The Digital Due Process Coalition, of which OTI is a member, has long called for Congress to end this arbitrary loophole. The House of Representatives has answered that call twice by unanimously passing the Email Privacy Act, which would eliminate ECPA’s “180-day” rule and require the government to obtain a warrant before collecting communications contents, irrespective of when they were created. The bill would codify privacy protections that are already supported by judicial precedent in U.S. v. Warshak, where the Sixth Circuit Court of Appeals held that the Fourth Amendment warrant requirement applies to all online communications contents. The Supreme Court also recently cited this case approvingly in its ruling in Carpenter v. U.S.
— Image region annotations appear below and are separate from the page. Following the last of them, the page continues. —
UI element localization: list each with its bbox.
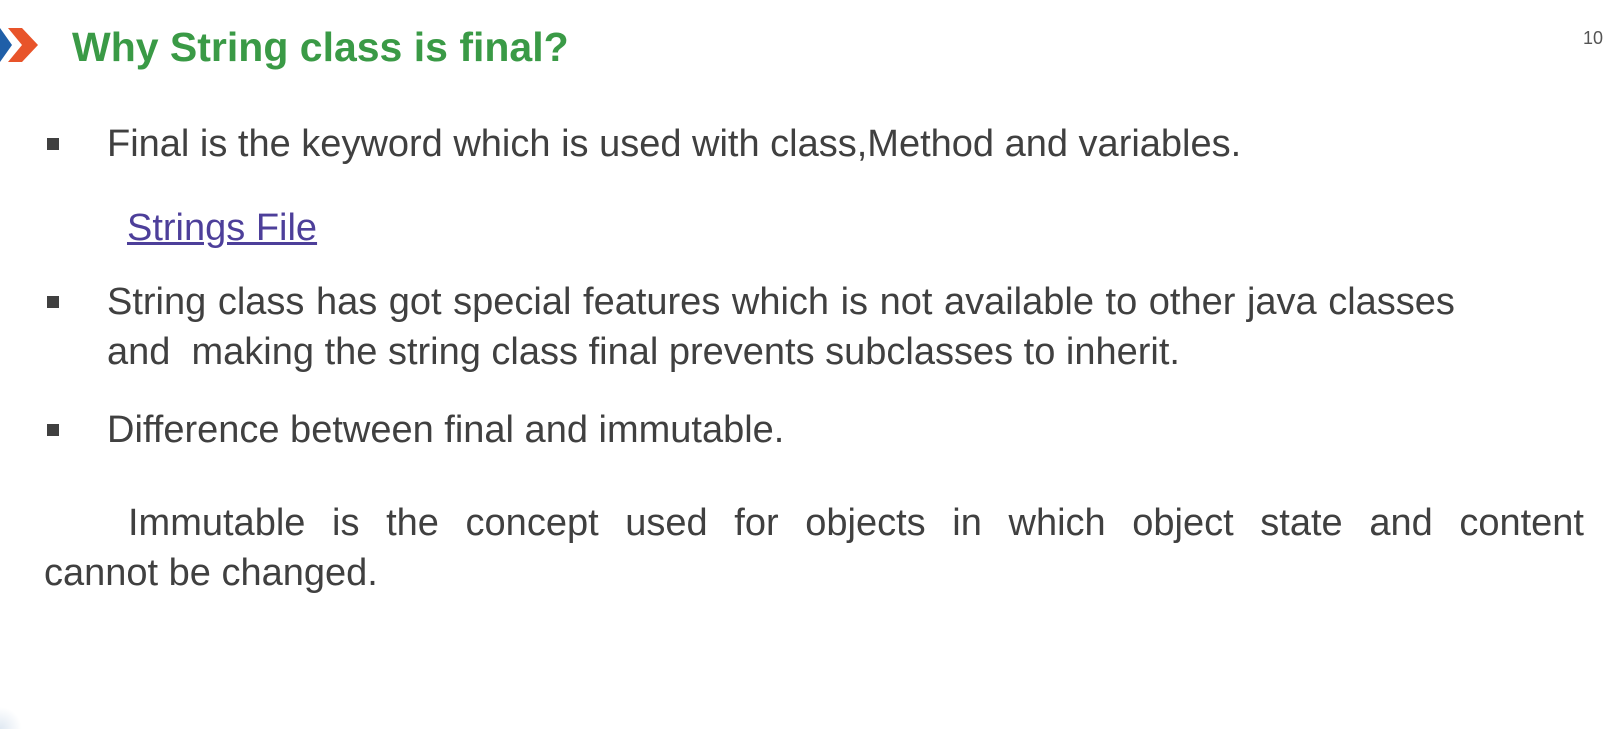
- bullet-square-icon: [47, 296, 59, 308]
- bullet-item: String class has got special features wh…: [0, 277, 1619, 377]
- paragraph-line: Immutable is the concept used for object…: [128, 502, 1584, 544]
- bullet-item: Final is the keyword which is used with …: [0, 119, 1619, 169]
- corner-decoration: [0, 707, 22, 729]
- paragraph-line: cannot be changed.: [44, 552, 378, 594]
- bullet-text-line: String class has got special features wh…: [107, 281, 1455, 323]
- strings-file-link[interactable]: Strings File: [127, 203, 317, 253]
- bullet-square-icon: [47, 138, 59, 150]
- bullet-text: Difference between final and immutable.: [107, 409, 785, 451]
- slide: Why String class is final? 10 Final is t…: [0, 0, 1619, 729]
- bullet-item: Difference between final and immutable.: [0, 405, 1619, 455]
- slide-title: Why String class is final?: [72, 24, 569, 70]
- bullet-text-line: and making the string class final preven…: [107, 331, 1180, 373]
- bullet-square-icon: [47, 424, 59, 436]
- slide-number: 10: [1582, 28, 1603, 48]
- immutable-paragraph: Immutable is the concept used for object…: [44, 498, 1584, 598]
- bullet-text: Final is the keyword which is used with …: [107, 123, 1242, 165]
- double-chevron-logo-icon: [0, 28, 38, 62]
After Warshak, the Department of Justice began enforcing the warrant requirement across the country as a matter of policy (even though the law did not require it). But that policy could change for regions outside the Sixth Circuit. A law, on the other hand, must be followed, which is why it is still critical that Congress amend ECPA to close the exception to the warrant-for-content rule. The House bill does not address every privacy concern with this outdated law. For one, it does not include a requirement that the customer be notified when a warrant is served for their online communications. However, as the coalition letter states, the bill “represents a carefully negotiated compromise which preserves existing exceptions to the warrant requirement, provides a new ability for civil agencies to obtain access to previously public commercial content, and maintains the government’s ability to preserve records and obtain emails from employees of corporations.”
Yet there are still roadblocks in the Act’s way. Past iterations of the Email Privacy Act have been doomed by “poison pill” amendments, such as unnecessary new emergency and civil agency exceptions, and an expansion to the national security letter (NSL) statute. The NSL amendment would have expanded that authority to encompass electronic communications transactional records (ECTRs), which can reveal everything from an individual’s physical location and daily routine to their browsing history and personal contacts. With this amendment, the FBI would be allowed to force service providers to turn over these highly revealing data about their users without any judicial oversight.
Poison pill amendments would defeat the Email Privacy Act’s very purpose by turning a bill that should protect Americans’ privacy into one that threatens it. That is why it is crucial that the Email Privacy Act be attached in an unamended form to the NDAA, which is considered a must-pass bill. Given the obstacles looming in the Senate, it may be the only way to ensure that this essential piece of legislation finally becomes law.